SPATIUM’un kurucularından Abdullah Özkan
ERKEN TESPİT VE UYARI
Özkan, orman yangınlarıyla mücadelenin en kritik aşaması olan erken tespit ve uyarı sistemlerine odaklandıklarını kaydederek, çalışmalarını şöyle anlattı: “Sürü drone sistemimiz ve entegre yapay zeka destekli karar destek algoritmalarımızla yenilikçi çözümler sunuyoruz. Sistemimiz, coğrafi bilgi sistemleri (GIS) ve yangın risk parametrelerine (bitki örtüsü yoğunluğu, kuruluk oranı, sıcaklık ve meteorolojik veriler) dayalı olarak geniş alanları bölümlere ayırarak tüm riskli bölgeleri senkronize devriye uçuşlarıyla kesintisiz gözetliyor. Otonom batarya değiştirme sistemimiz, drone’ların sürekli uçuş yapmasını sağlayarak kesintisiz izleme sunuyor. Termal, RGB ve multispektral kameralarla donatılmış drone’lar, yangını erken aşamada tespit ederek birimlere anlık uyarılar gönderiyor. Uyarı sonrası sistemimiz müdahale ekiplerine destek için ek uçuş rotaları oluşturuyor. Arazi eğimi, yollar, yerleşim bölgeleri, rüzgar yönüyle yangın durdurma hattının uygulanabileceği bölgelere dair ayrıntılı raporlarla öneriler sunuyor. Bu, ekiplerin koordinasyonunu ve planlamasını hızlandırarak müdahale etkinliğini artırıyor.”

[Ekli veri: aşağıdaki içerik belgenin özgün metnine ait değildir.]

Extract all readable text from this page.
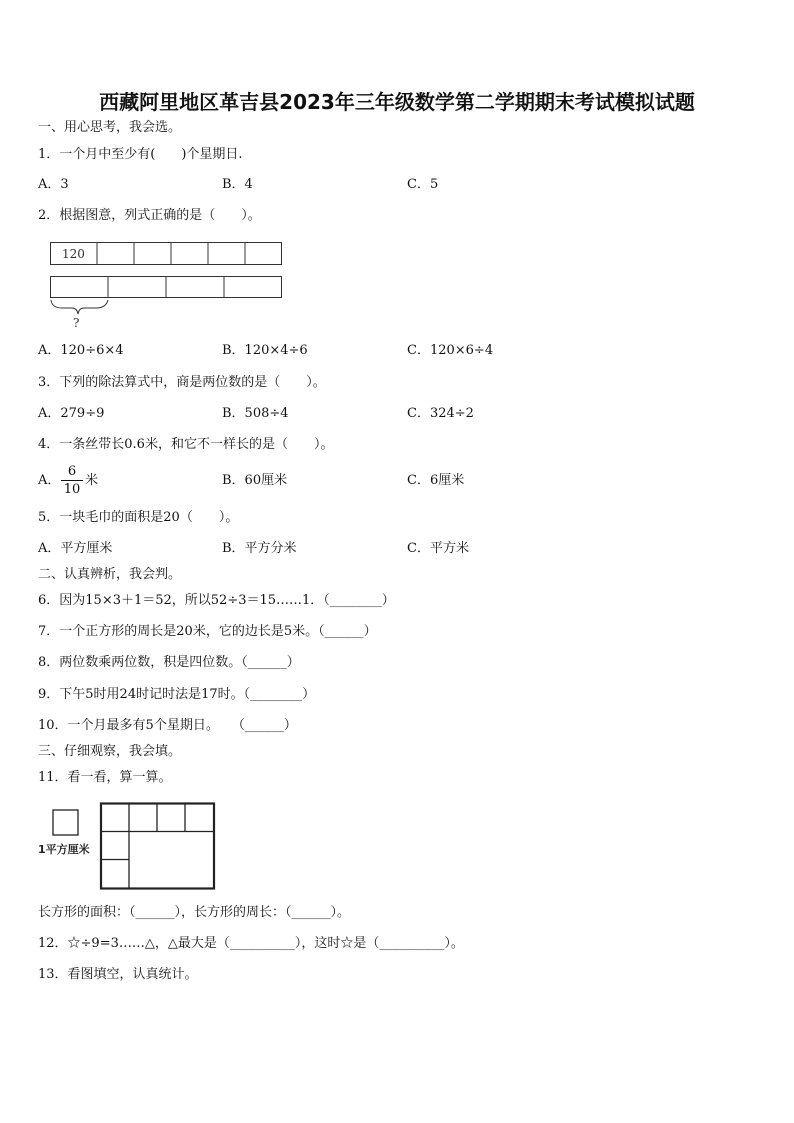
西藏阿里地区革吉县2023年三年级数学第二学期期末考试模拟试题
一、用心思考，我会选。
1．一个月中至少有(　　)个星期日.
A．3	B．4	C．5
2．根据图意，列式正确的是（　　）。
120
?
A．120÷6×4	B．120×4÷6	C．120×6÷4
3．下列的除法算式中，商是两位数的是（　　）。
A．279÷9	B．508÷4	C．324÷2
4．一条丝带长0.6米，和它不一样长的是（　　）。
A． $\frac{6}{10}$ 米	B．60厘米	C．6厘米
5．一块毛巾的面积是20（　　）。
A．平方厘米	B．平方分米	C．平方米
二、认真辨析，我会判。
6．因为15×3＋1＝52，所以52÷3＝15……1．（________）
7．一个正方形的周长是20米，它的边长是5米。（______）
8．两位数乘两位数，积是四位数。（______）
9．下午5时用24时记时法是17时。（________）
10．一个月最多有5个星期日。　　（______）
三、仔细观察，我会填。
11．看一看，算一算。
1平方厘米
长方形的面积：（______），长方形的周长：（______）。
12．☆÷9=3……△，△最大是（__________），这时☆是（__________）。
13．看图填空，认真统计。
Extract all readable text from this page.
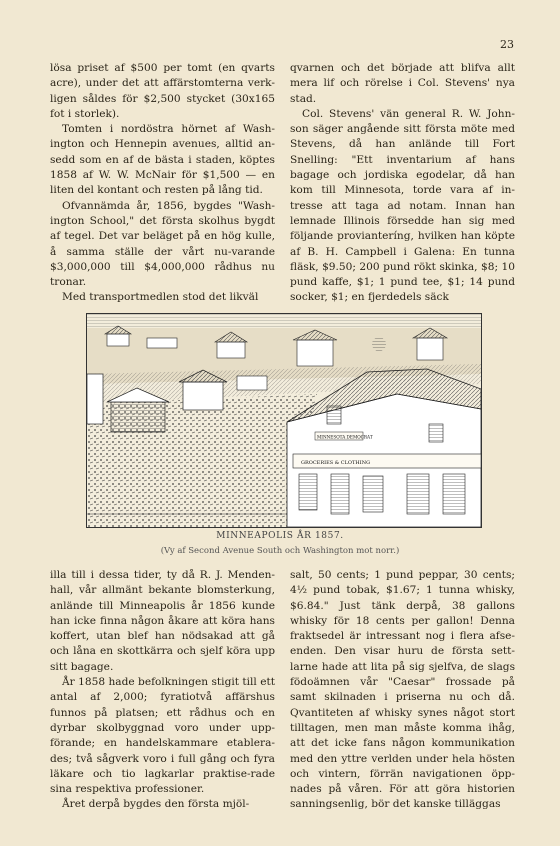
23

lösa priset af $500 per tomt (en qvarts acre), under det att affärstomterna verk-ligen såldes för $2,500 stycket (30x165 fot i storlek).

Tomten i nordöstra hörnet af Wash-ington och Hennepin avenues, alltid an-sedd som en af de bästa i staden, köptes 1858 af W. W. McNair för $1,500 — en liten del kontant och resten på lång tid.

Ofvannämda år, 1856, bygdes "Wash-ington School," det första skolhus bygdt af tegel. Det var beläget på en hög kulle, å samma ställe der vårt nu-varande $3,000,000 till $4,000,000 rådhus nu tronar.

Med transportmedlen stod det likväl

qvarnen och det började att blifva allt mera lif och rörelse i Col. Stevens' nya stad.

Col. Stevens' vän general R. W. John-son säger angående sitt första möte med Stevens, då han anlände till Fort Snelling: "Ett inventarium af hans bagage och jordiska egodelar, då han kom till Minnesota, torde vara af in-tresse att taga ad notam. Innan han lemnade Illinois försedde han sig med följande provianteríng, hvilken han köpte af B. H. Campbell i Galena: En tunna fläsk, $9.50; 200 pund rökt skinka, $8; 10 pund kaffe, $1; 1 pund tee, $1; 14 pund socker, $1; en fjerdedels säck

GROCERIES & CLOTHING
MINNESOTA DEMOCRAT
MINNEAPOLIS ÅR 1857.
(Vy af Second Avenue South och Washington mot norr.)

illa till i dessa tider, ty då R. J. Menden-hall, vår allmänt bekante blomsterkung, anlände till Minneapolis år 1856 kunde han icke finna någon åkare att köra hans koffert, utan blef han nödsakad att gå och låna en skottkärra och sjelf köra upp sitt bagage.

År 1858 hade befolkningen stigit till ett antal af 2,000; fyratiotvå affärshus funnos på platsen; ett rådhus och en dyrbar skolbyggnad voro under upp-förande; en handelskammare etablera-des; två sågverk voro i full gång och fyra läkare och tio lagkarlar praktise-rade sina respektiva professioner.

Året derpå bygdes den första mjöl-

salt, 50 cents; 1 pund peppar, 30 cents; 4½ pund tobak, $1.67; 1 tunna whisky, $6.84." Just tänk derpå, 38 gallons whisky för 18 cents per gallon! Denna fraktsedel är intressant nog i flera afse-enden. Den visar huru de första sett-larne hade att lita på sig sjelfva, de slags födoämnen vår "Caesar" frossade på samt skilnaden i priserna nu och då. Qvantiteten af whisky synes något stort tilltagen, men man måste komma ihåg, att det icke fans någon kommunikation med den yttre verlden under hela hösten och vintern, förrän navigationen öpp-nades på våren. För att göra historien sanningsenlig, bör det kanske tilläggas
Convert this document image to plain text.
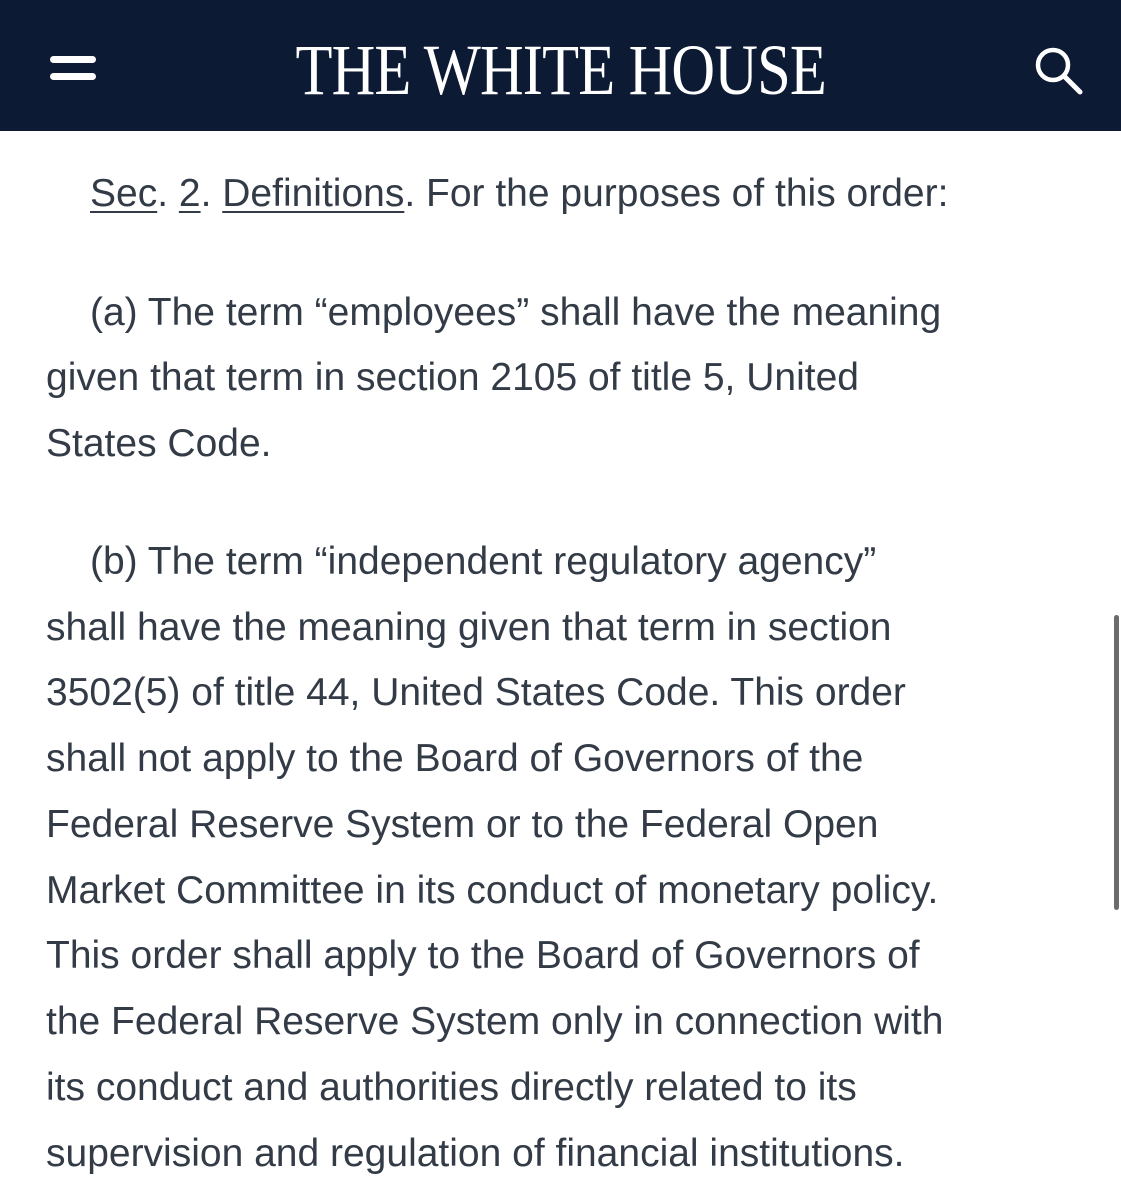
THE WHITE HOUSE
Sec. 2. Definitions. For the purposes of this order:
(a) The term “employees” shall have the meaning
given that term in section 2105 of title 5, United
States Code.
(b) The term “independent regulatory agency”
shall have the meaning given that term in section
3502(5) of title 44, United States Code. This order
shall not apply to the Board of Governors of the
Federal Reserve System or to the Federal Open
Market Committee in its conduct of monetary policy.
This order shall apply to the Board of Governors of
the Federal Reserve System only in connection with
its conduct and authorities directly related to its
supervision and regulation of financial institutions.
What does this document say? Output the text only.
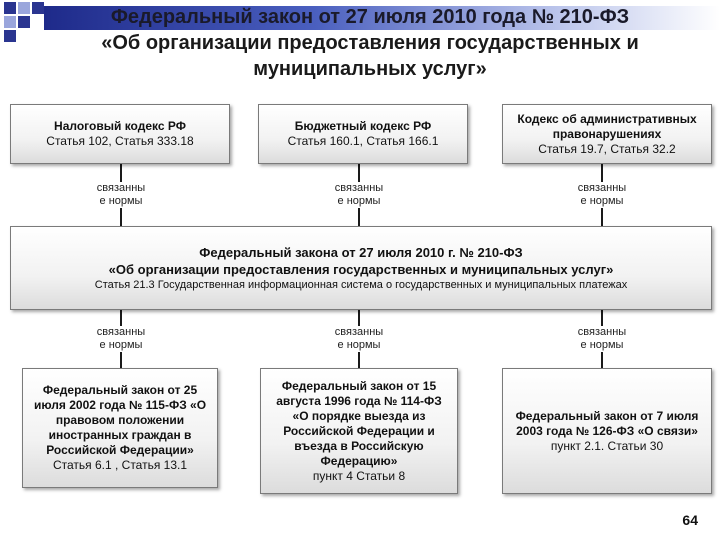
Федеральный закон от 27 июля 2010 года № 210-ФЗ
«Об организации предоставления государственных и
муниципальных услуг»
Налоговый кодекс РФ
Статья 102, Статья 333.18
Бюджетный кодекс РФ
Статья 160.1, Статья 166.1
Кодекс об административных правонарушениях
Статья 19.7, Статья 32.2
связанны
е нормы
связанны
е нормы
связанны
е нормы
Федеральный закона от 27 июля 2010 г. № 210-ФЗ
«Об организации предоставления государственных и муниципальных услуг»
Статья 21.3 Государственная информационная система о государственных и муниципальных платежах
связанны
е нормы
связанны
е нормы
связанны
е нормы
Федеральный закон от 25 июля 2002 года № 115-ФЗ «О правовом положении иностранных граждан в Российской Федерации»
Статья 6.1 , Статья 13.1
Федеральный закон от 15 августа 1996 года № 114-ФЗ «О порядке выезда из Российской Федерации и въезда в Российскую Федерацию»
пункт 4 Статьи 8
Федеральный закон от 7 июля 2003 года № 126-ФЗ «О связи»
пункт 2.1. Статьи 30
64
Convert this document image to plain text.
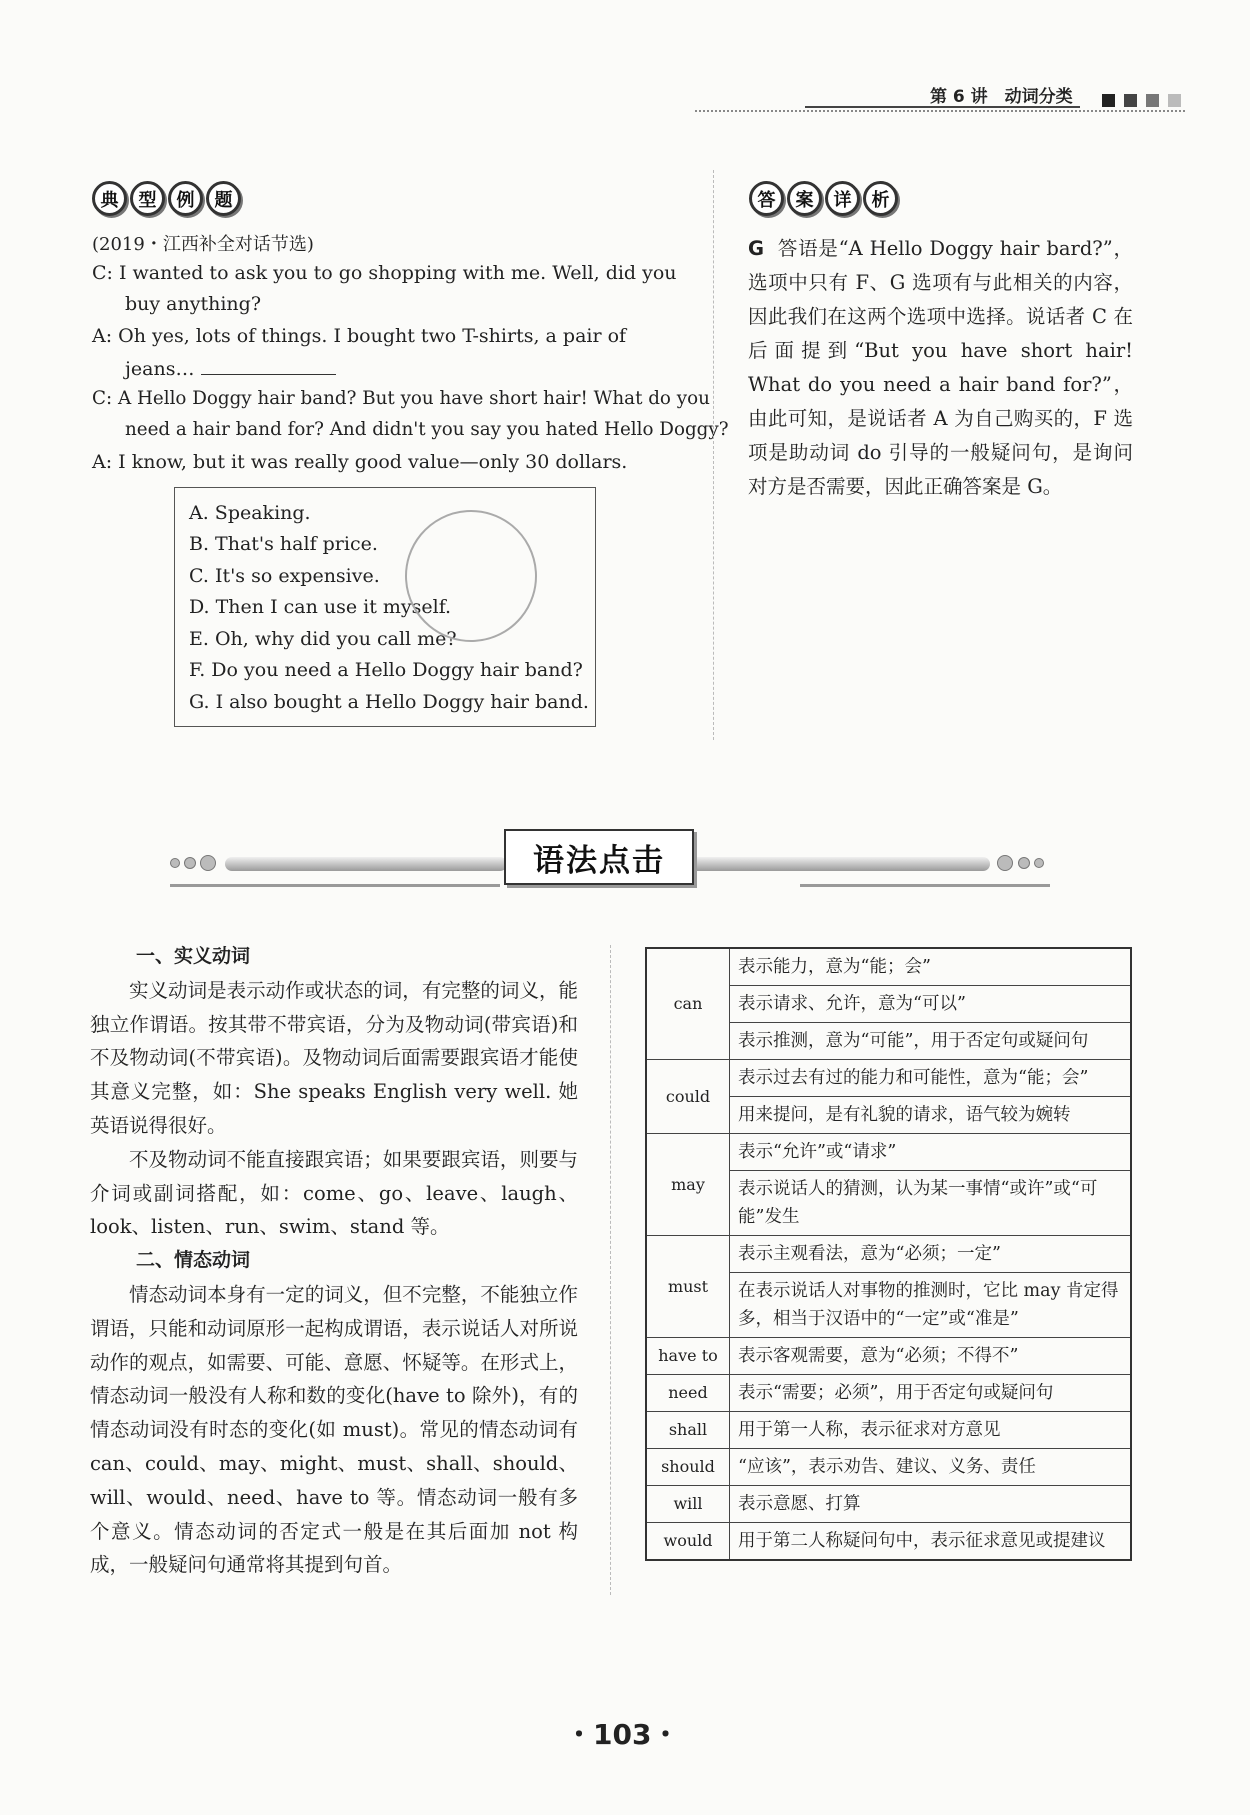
第 6 讲　动词分类
典	型	例	题
(2019・江西补全对话节选)
C: I wanted to ask you to go shopping with me. Well, did you
buy anything?
A: Oh yes, lots of things. I bought two T-shirts, a pair of
jeans…
C: A Hello Doggy hair band? But you have short hair! What do you
need a hair band for? And didn't you say you hated Hello Doggy?
A: I know, but it was really good value—only 30 dollars.
A. Speaking.
B. That's half price.
C. It's so expensive.
D. Then I can use it myself.
E. Oh, why did you call me?
F. Do you need a Hello Doggy hair band?
G. I also bought a Hello Doggy hair band.
答	案	详	析
G 答语是“A Hello Doggy hair bard?”，选项中只有 F、G 选项有与此相关的内容，因此我们在这两个选项中选择。说话者 C 在后面提到“But you have short hair! What do you need a hair band for?”，由此可知，是说话者 A 为自己购买的，F 选项是助动词 do 引导的一般疑问句，是询问对方是否需要，因此正确答案是 G。
语法点击
一、实义动词

实义动词是表示动作或状态的词，有完整的词义，能独立作谓语。按其带不带宾语，分为及物动词(带宾语)和不及物动词(不带宾语)。及物动词后面需要跟宾语才能使其意义完整，如：She speaks English very well. 她英语说得很好。

不及物动词不能直接跟宾语；如果要跟宾语，则要与介词或副词搭配，如：come、go、leave、laugh、look、listen、run、swim、stand 等。

二、情态动词

情态动词本身有一定的词义，但不完整，不能独立作谓语，只能和动词原形一起构成谓语，表示说话人对所说动作的观点，如需要、可能、意愿、怀疑等。在形式上，情态动词一般没有人称和数的变化(have to 除外)，有的情态动词没有时态的变化(如 must)。常见的情态动词有 can、could、may、might、must、shall、should、will、would、need、have to 等。情态动词一般有多个意义。情态动词的否定式一般是在其后面加 not 构成，一般疑问句通常将其提到句首。

can	表示能力，意为“能；会”
	表示请求、允许，意为“可以”
	表示推测，意为“可能”，用于否定句或疑问句
could	表示过去有过的能力和可能性，意为“能；会”
	用来提问，是有礼貌的请求，语气较为婉转
may	表示“允许”或“请求”
	表示说话人的猜测，认为某一事情“或许”或“可能”发生
must	表示主观看法，意为“必须；一定”
	在表示说话人对事物的推测时，它比 may 肯定得多，相当于汉语中的“一定”或“准是”
have to	表示客观需要，意为“必须；不得不”
need	表示“需要；必须”，用于否定句或疑问句
shall	用于第一人称，表示征求对方意见
should	“应该”，表示劝告、建议、义务、责任
will	表示意愿、打算
would	用于第二人称疑问句中，表示征求意见或提建议
・103・
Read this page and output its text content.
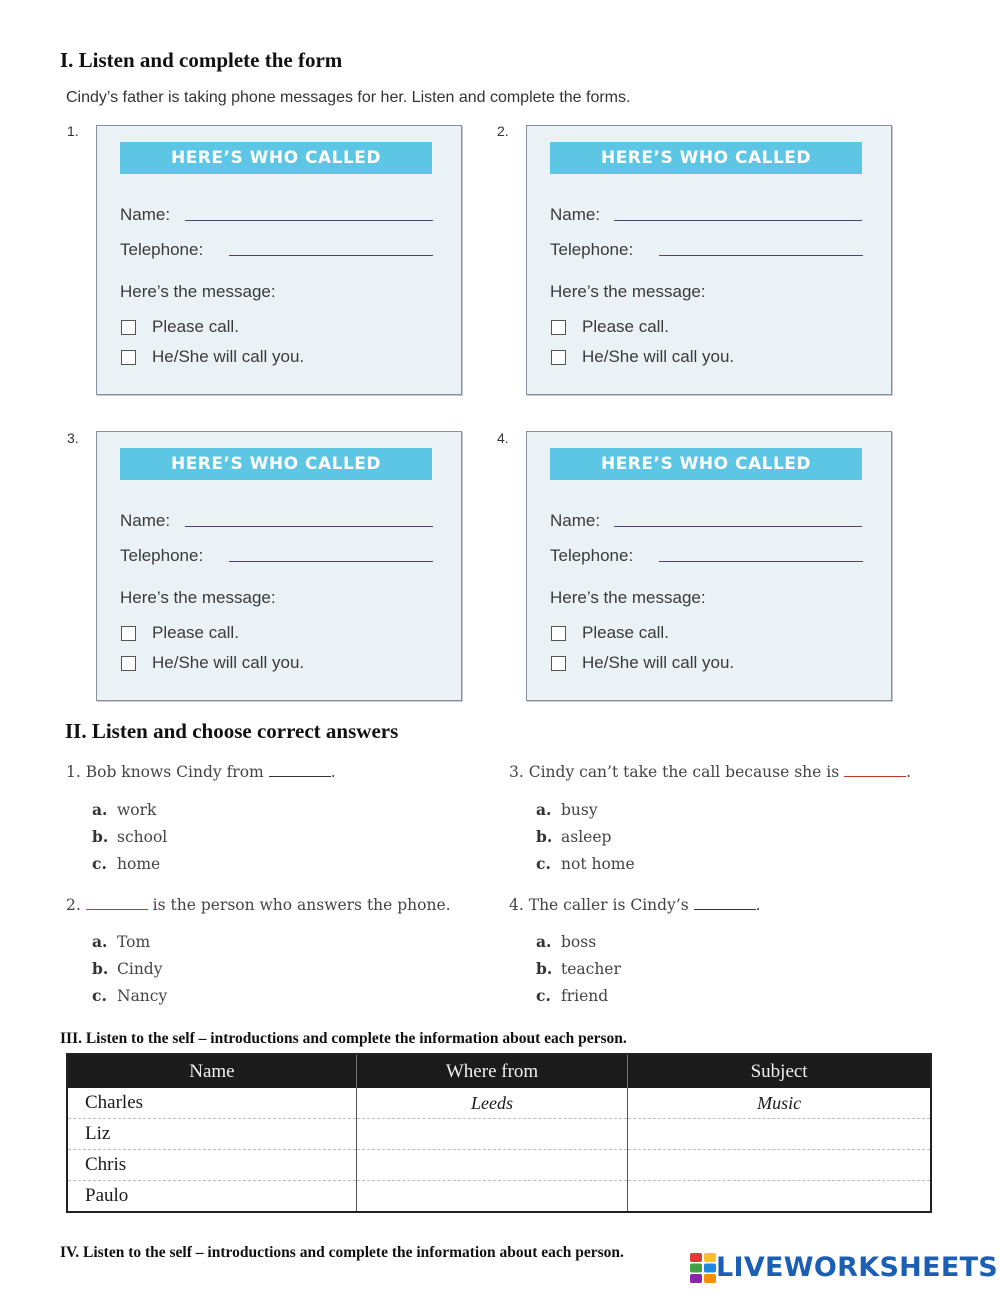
I. Listen and complete the form
Cindy’s father is taking phone messages for her. Listen and complete the forms.
1.
HERE’S WHO CALLED
Name:
Telephone:
Here’s the message:
Please call.
He/She will call you.
2.
HERE’S WHO CALLED
Name:
Telephone:
Here’s the message:
Please call.
He/She will call you.
3.
HERE’S WHO CALLED
Name:
Telephone:
Here’s the message:
Please call.
He/She will call you.
4.
HERE’S WHO CALLED
Name:
Telephone:
Here’s the message:
Please call.
He/She will call you.
II. Listen and choose correct answers
1. Bob knows Cindy from	.
a. work
b. school
c. home
2.	is the person who answers the phone.
a. Tom
b. Cindy
c. Nancy
3. Cindy can’t take the call because she is	.
a. busy
b. asleep
c. not home
4. The caller is Cindy’s	.
a. boss
b. teacher
c. friend
III. Listen to the self – introductions and complete the information about each person.
Name	Where from	Subject
Charles	Leeds	Music
Liz		
Chris		
Paulo		
IV. Listen to the self – introductions and complete the information about each person.	LIVEWORKSHEETS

MÜDAHALE SÜRESİNİ KISALTIYOR
Küpsat A.Ş. Dökümantasyon Sorumlusu Mert Özaydın ise küp uydu teknolojilerinin günümüzde orman yangınlarının erken tespiti ve yönetimi konusunda önemli bir potansiyele sahip olduğunu söyledi. Bu sistemler sayesinde; yangınların büyümeden önce algılanabildiğini belirten Özaydın, yangına müdahale süresinin kısaldığını ve dolayısıyla doğayla insan yaşamı üzerindeki olumsuz etkilerin en aza indirilebildiğini söyledi.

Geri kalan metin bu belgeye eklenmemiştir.